In [13]:
import time
import numpy as np
import torch
import torchvision
import torchvision.transforms as transforms
import matplotlib.pyplot as plt
from PIL import Image
import torch
from keras.datasets import cifar100

# Constants
n_labels = 20

image_size = 32*32*3


class Perceptron(torch.nn.Module):
    
    def __init__(self, n_hidden_units, n_hidden_layers, drop_rate=0.5):
        super(Perceptron, self).__init__()
        
        self.n_hidden_layers = n_hidden_layers
        
        # set up perceptron layers and add dropout, outputs linear transformation y = Wx + b
        self.linear_function_1 = torch.nn.Linear(image_size, n_hidden_units)
        
        # randomly zeroes some of the elements of the input tensor with probability p using samples from a 
        # Bernoulli distribution
        self.linear_function_1_drop = torch.nn.Dropout(drop_rate)
        
        # if number of hidden layers is 2
        if n_hidden_layers == 2:
            
            #TODO: don't know if I need these 
            self.linear_function_2 = torch.nn.Linear(n_hidden_units, n_hidden_units)
            
            self.linear_function_2_drop = torch.nn.Dropout(drop_rate)
            
        if n_hidden_layers == 3:
            
            self.linear_function_3 = torch.nn.Linear(n_hidden_units, n_hidden_units)
            
            self.linear_function_3_drop = torch.nn.Dropout(drop_rate)

        self.output = torch.nn.Linear(n_hidden_units, n_labels)

    # feed forward the data 
    def forward(self, input_data):
        
        #View tensor shares the same underlying data with its base tensor. 
        #Supporting View avoids explicit data copy, thus allows us to do fast and memory 
        # efficient reshaping, slicing and element-wise operations.
        input_data = input_data.view(-1, image_size)
        #input_data = torch.flatten(input_data)
        
        # input x is passed to fully connected layer, then step function elu is applied, makes it non linear
        input_data = torch.nn.functional.elu(self.linear_function_1(input_data))
        
        input_data = self.linear_function_1_drop(input_data)
        
        if self.n_hidden_layers == 2:
         
            input_data = torch.nn.functional.elu(self.linear_function_2(input_data))
            
            input_data = self.linear_function_2_drop(input_data)
        
        if self.n_hidden_layers == 3:
         
            input_data = torch.nn.functional.elu(self.linear_function_3(input_data))
            
            input_data = self.linear_function_3_drop(input_data)
        
        # It is applied to all slices along dim, and will re-scale them so that 
        # the elements lie in the range [0, 1] and sum to 1
        return torch.nn.functional.log_softmax(self.output(input_data), -1)

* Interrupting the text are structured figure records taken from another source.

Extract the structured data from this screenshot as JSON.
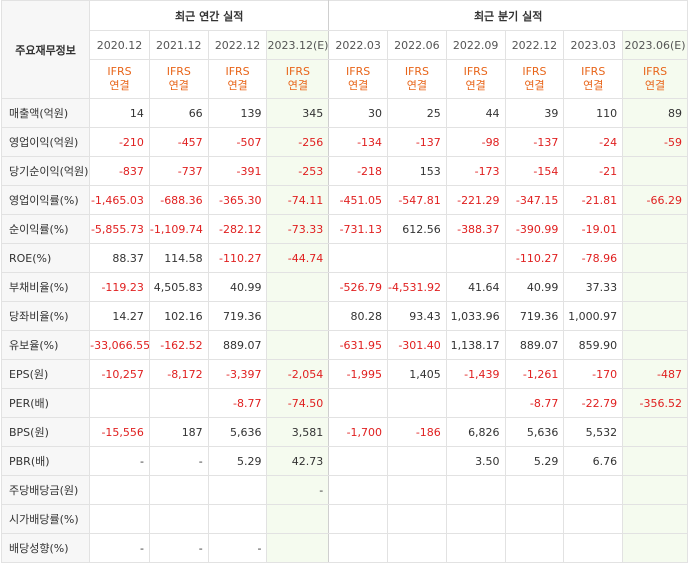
{
  "header": {
    "item_label": "주요재무정보",
    "annual_title": "최근 연간 실적",
    "quarter_title": "최근 분기 실적",
    "periods": [
      "2020.12",
      "2021.12",
      "2022.12",
      "2023.12(E)",
      "2022.03",
      "2022.06",
      "2022.09",
      "2022.12",
      "2023.03",
      "2023.06(E)"
    ],
    "ifrs_top": "IFRS",
    "ifrs_bottom": "연결"
  },
  "rows": [
    {
      "label": "매출액(억원)",
      "values": [
        "14",
        "66",
        "139",
        "345",
        "30",
        "25",
        "44",
        "39",
        "110",
        "89"
      ]
    },
    {
      "label": "영업이익(억원)",
      "values": [
        "-210",
        "-457",
        "-507",
        "-256",
        "-134",
        "-137",
        "-98",
        "-137",
        "-24",
        "-59"
      ]
    },
    {
      "label": "당기순이익(억원)",
      "values": [
        "-837",
        "-737",
        "-391",
        "-253",
        "-218",
        "153",
        "-173",
        "-154",
        "-21",
        ""
      ]
    },
    {
      "label": "영업이익률(%)",
      "values": [
        "-1,465.03",
        "-688.36",
        "-365.30",
        "-74.11",
        "-451.05",
        "-547.81",
        "-221.29",
        "-347.15",
        "-21.81",
        "-66.29"
      ]
    },
    {
      "label": "순이익률(%)",
      "values": [
        "-5,855.73",
        "-1,109.74",
        "-282.12",
        "-73.33",
        "-731.13",
        "612.56",
        "-388.37",
        "-390.99",
        "-19.01",
        ""
      ]
    },
    {
      "label": "ROE(%)",
      "values": [
        "88.37",
        "114.58",
        "-110.27",
        "-44.74",
        "",
        "",
        "",
        "-110.27",
        "-78.96",
        ""
      ]
    },
    {
      "label": "부채비율(%)",
      "values": [
        "-119.23",
        "4,505.83",
        "40.99",
        "",
        "-526.79",
        "-4,531.92",
        "41.64",
        "40.99",
        "37.33",
        ""
      ]
    },
    {
      "label": "당좌비율(%)",
      "values": [
        "14.27",
        "102.16",
        "719.36",
        "",
        "80.28",
        "93.43",
        "1,033.96",
        "719.36",
        "1,000.97",
        ""
      ]
    },
    {
      "label": "유보율(%)",
      "values": [
        "-33,066.55",
        "-162.52",
        "889.07",
        "",
        "-631.95",
        "-301.40",
        "1,138.17",
        "889.07",
        "859.90",
        ""
      ]
    },
    {
      "label": "EPS(원)",
      "values": [
        "-10,257",
        "-8,172",
        "-3,397",
        "-2,054",
        "-1,995",
        "1,405",
        "-1,439",
        "-1,261",
        "-170",
        "-487"
      ]
    },
    {
      "label": "PER(배)",
      "values": [
        "",
        "",
        "-8.77",
        "-74.50",
        "",
        "",
        "",
        "-8.77",
        "-22.79",
        "-356.52"
      ]
    },
    {
      "label": "BPS(원)",
      "values": [
        "-15,556",
        "187",
        "5,636",
        "3,581",
        "-1,700",
        "-186",
        "6,826",
        "5,636",
        "5,532",
        ""
      ]
    },
    {
      "label": "PBR(배)",
      "values": [
        "-",
        "-",
        "5.29",
        "42.73",
        "",
        "",
        "3.50",
        "5.29",
        "6.76",
        ""
      ]
    },
    {
      "label": "주당배당금(원)",
      "values": [
        "",
        "",
        "",
        "-",
        "",
        "",
        "",
        "",
        "",
        ""
      ]
    },
    {
      "label": "시가배당률(%)",
      "values": [
        "",
        "",
        "",
        "",
        "",
        "",
        "",
        "",
        "",
        ""
      ]
    },
    {
      "label": "배당성향(%)",
      "values": [
        "-",
        "-",
        "-",
        "",
        "",
        "",
        "",
        "",
        "",
        ""
      ]
    }
  ],
  "colors": {
    "negative": "#e02020",
    "ifrs": "#e8651a",
    "estimate_bg": "#f5fbef",
    "label_bg": "#f7f7f7"
  }
}
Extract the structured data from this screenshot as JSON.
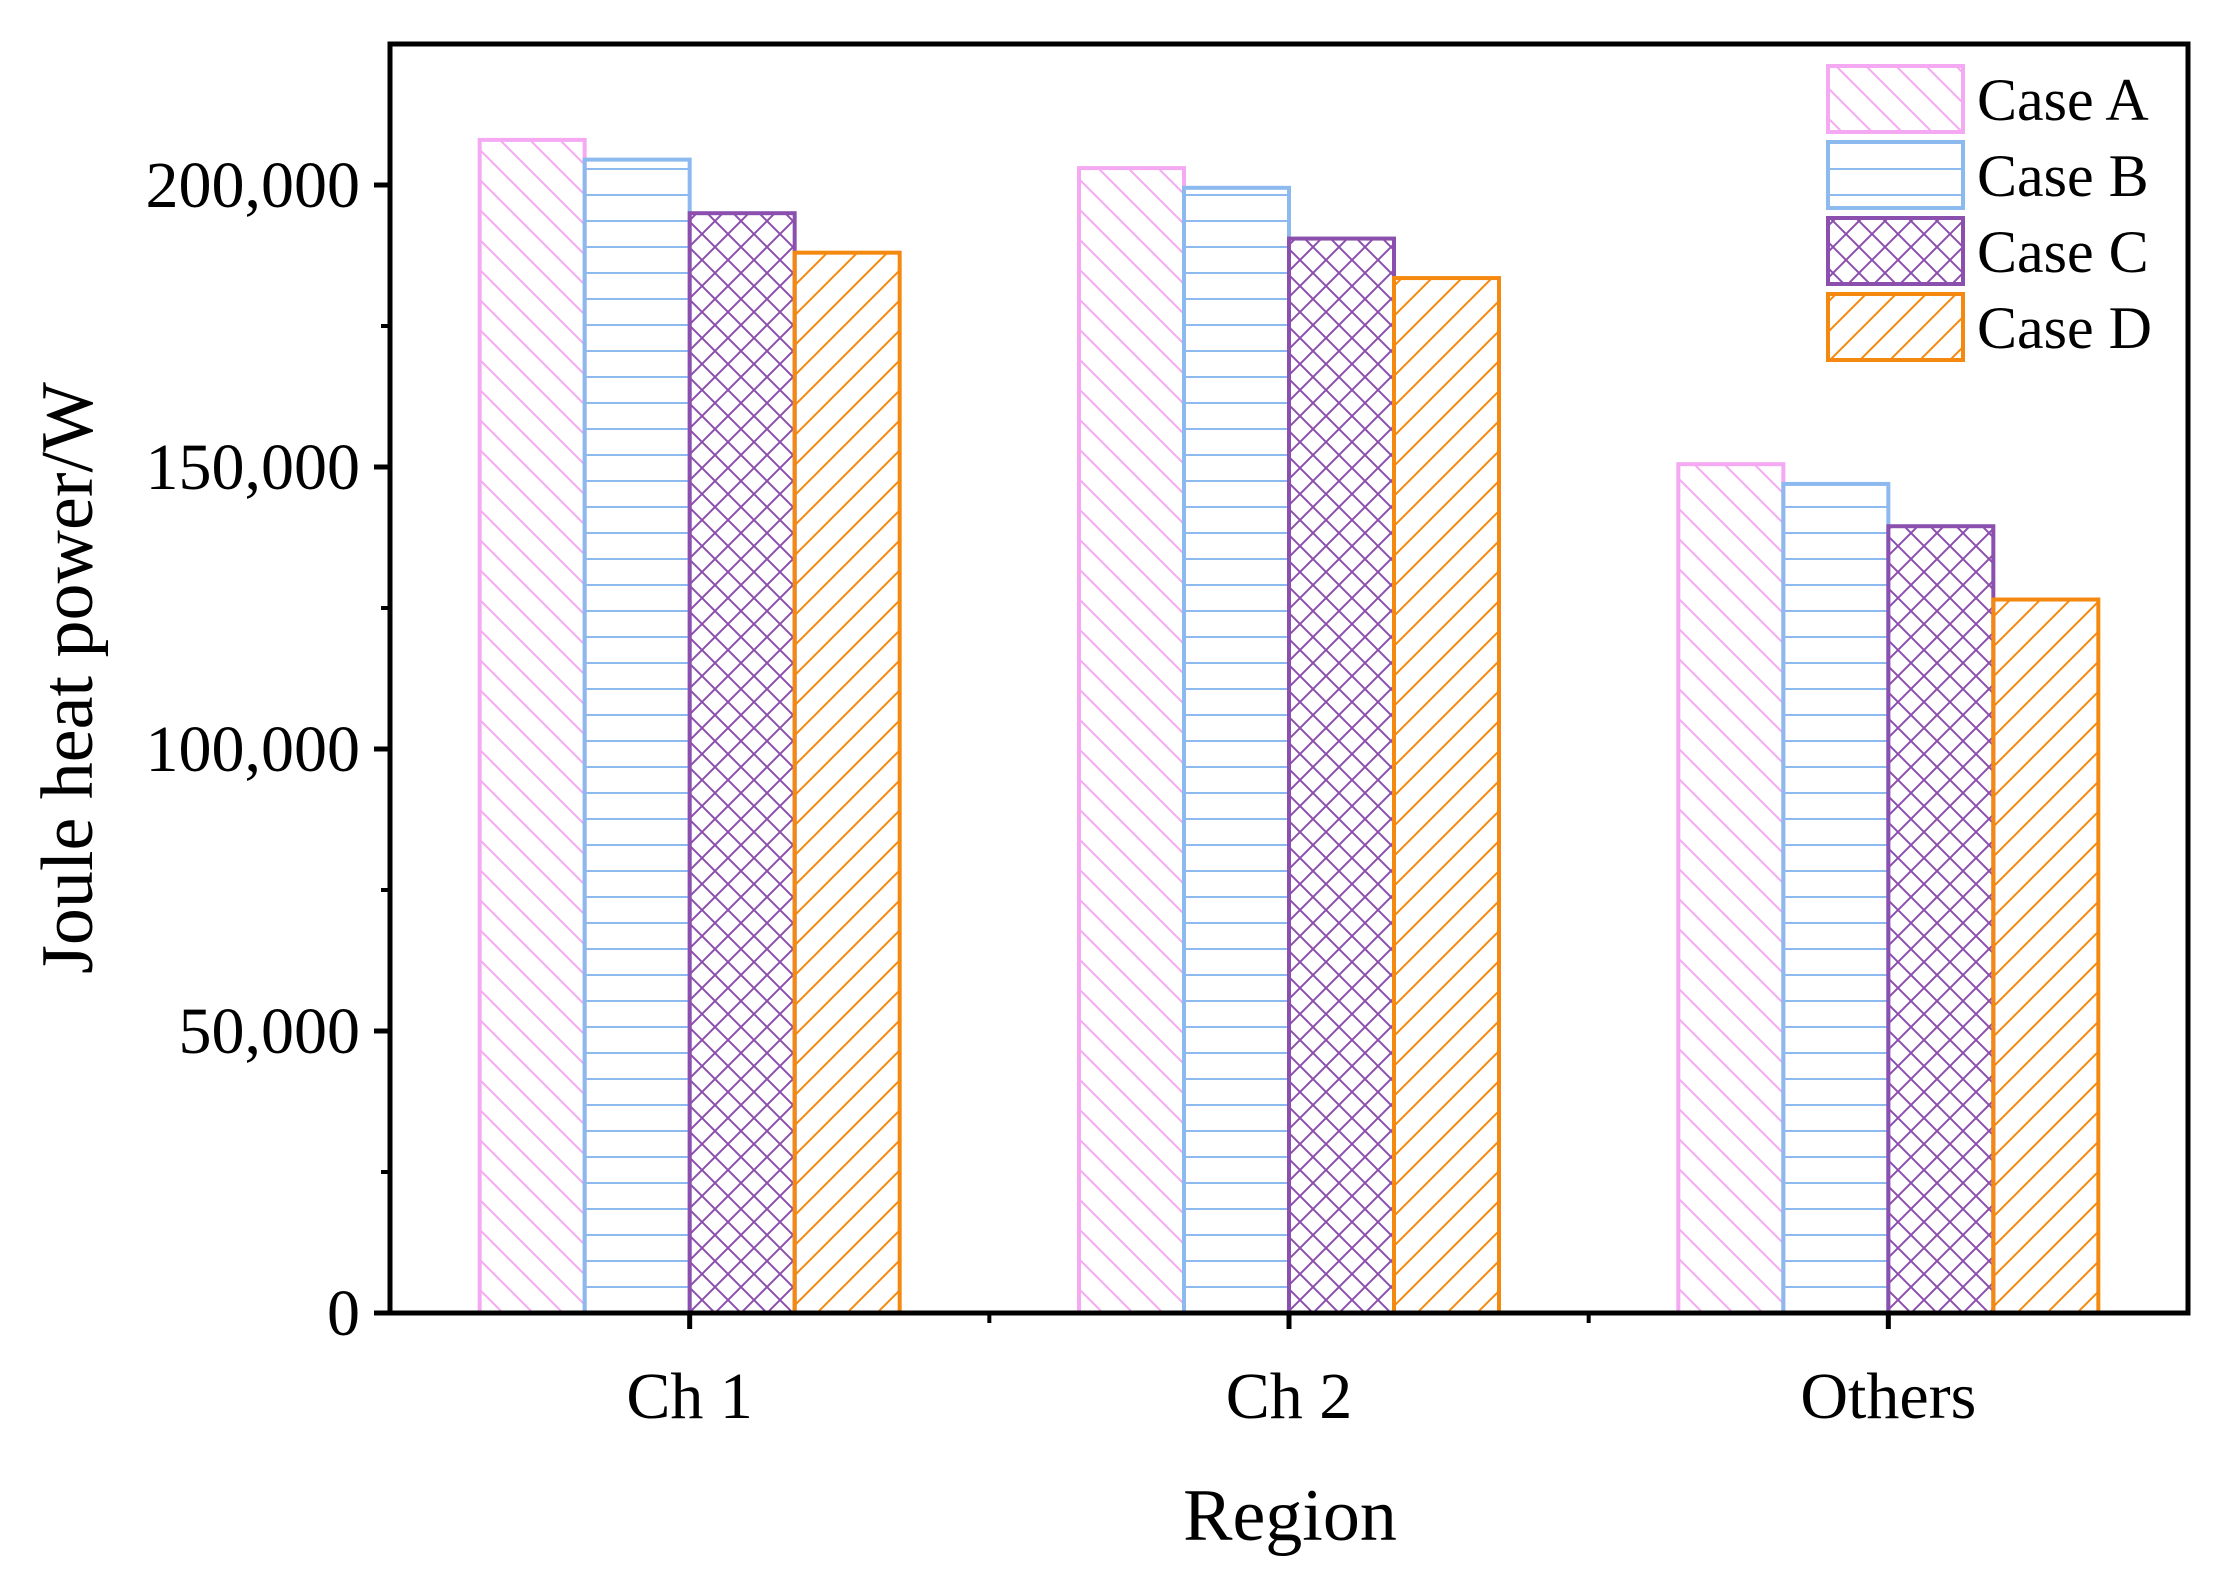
{
  "chart_data": {
    "type": "bar",
    "title": "",
    "xlabel": "Region",
    "ylabel": "Joule heat power/W",
    "categories": [
      "Ch 1",
      "Ch 2",
      "Others"
    ],
    "series": [
      {
        "name": "Case A",
        "color": "#F5A9F2",
        "pattern": "diag-down",
        "values": [
          208000,
          203000,
          150500
        ]
      },
      {
        "name": "Case B",
        "color": "#8CB9EE",
        "pattern": "horizontal",
        "values": [
          204500,
          199500,
          147000
        ]
      },
      {
        "name": "Case C",
        "color": "#8B4FAE",
        "pattern": "crosshatch",
        "values": [
          195000,
          190500,
          139500
        ]
      },
      {
        "name": "Case D",
        "color": "#F5890F",
        "pattern": "diag-up",
        "values": [
          188000,
          183500,
          126500
        ]
      }
    ],
    "ylim": [
      0,
      225000
    ],
    "yticks": [
      0,
      50000,
      100000,
      150000,
      200000
    ],
    "ytick_labels": [
      "0",
      "50,000",
      "100,000",
      "150,000",
      "200,000"
    ],
    "legend_position": "top-right",
    "grid": false
  }
}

def get_index_best_prediction(predictions):
    index_best_prediction = predictions.max(1)[1] 
    return index_best_prediction



def train_classifier(classifier, train_loader, optimizer, log_interval=100):
    
    # switch the module mode to .train() so that new weights can be learned after every epoch
    classifier.train()
    
    num_correct_predictions = 0
    
    # total number of data points 
    num_data_points = len(train_loader.dataset)
    
    for batch, (training_data, training_labels) in enumerate(train_loader):
     
        # sets the gradients to zero before we start back propogation 
        optimizer.zero_grad()
        
        # pass training data into model 
        prediction = classifier(training_data)
        
        predictions = prediction.data

        # TODO: make this into a function - plus the one below it 
        # get the index of the max log-probability
        best_prediction = predictions.max(1)[1] 
        
        # determine number of correct predictions 
        num_correct_predictions += (best_prediction.eq(training_labels.data)).sum()
        
        accuracy = num_correct_predictions / num_data_points * 100.00
        
        # calculate negative log likelihood loss
        loss = torch.nn.functional.nll_loss(prediction, training_labels)
        
        # automatically performs the back propogation 
        loss.backward()
        
        # updates the weights accordingly
        optimizer.step()

def calculate_predictions(classifier, validation_loader):
    
    # the common practice for evaluating/validation is using torch.no_grad() 
    # in pair with model.eval() to turn off gradients computation
    classifier.eval()
    
    correct_predictions = 0
    
    with torch.no_grad():
        for training_data, training_labels in validation_loader:
            
            output = classifier(training_data)
            
            # get the index of the max log-probability
            best_prediction = output.data.max(1)[1] 
            
            # Compares two tensors element-wise for equality if they are broadcast-compatible; or returns False if they are not broadcast-compatible
            # .sum() Returns the sum of all elements in the input tensor.
            correct_predictions += best_prediction.eq(training_labels.data).sum()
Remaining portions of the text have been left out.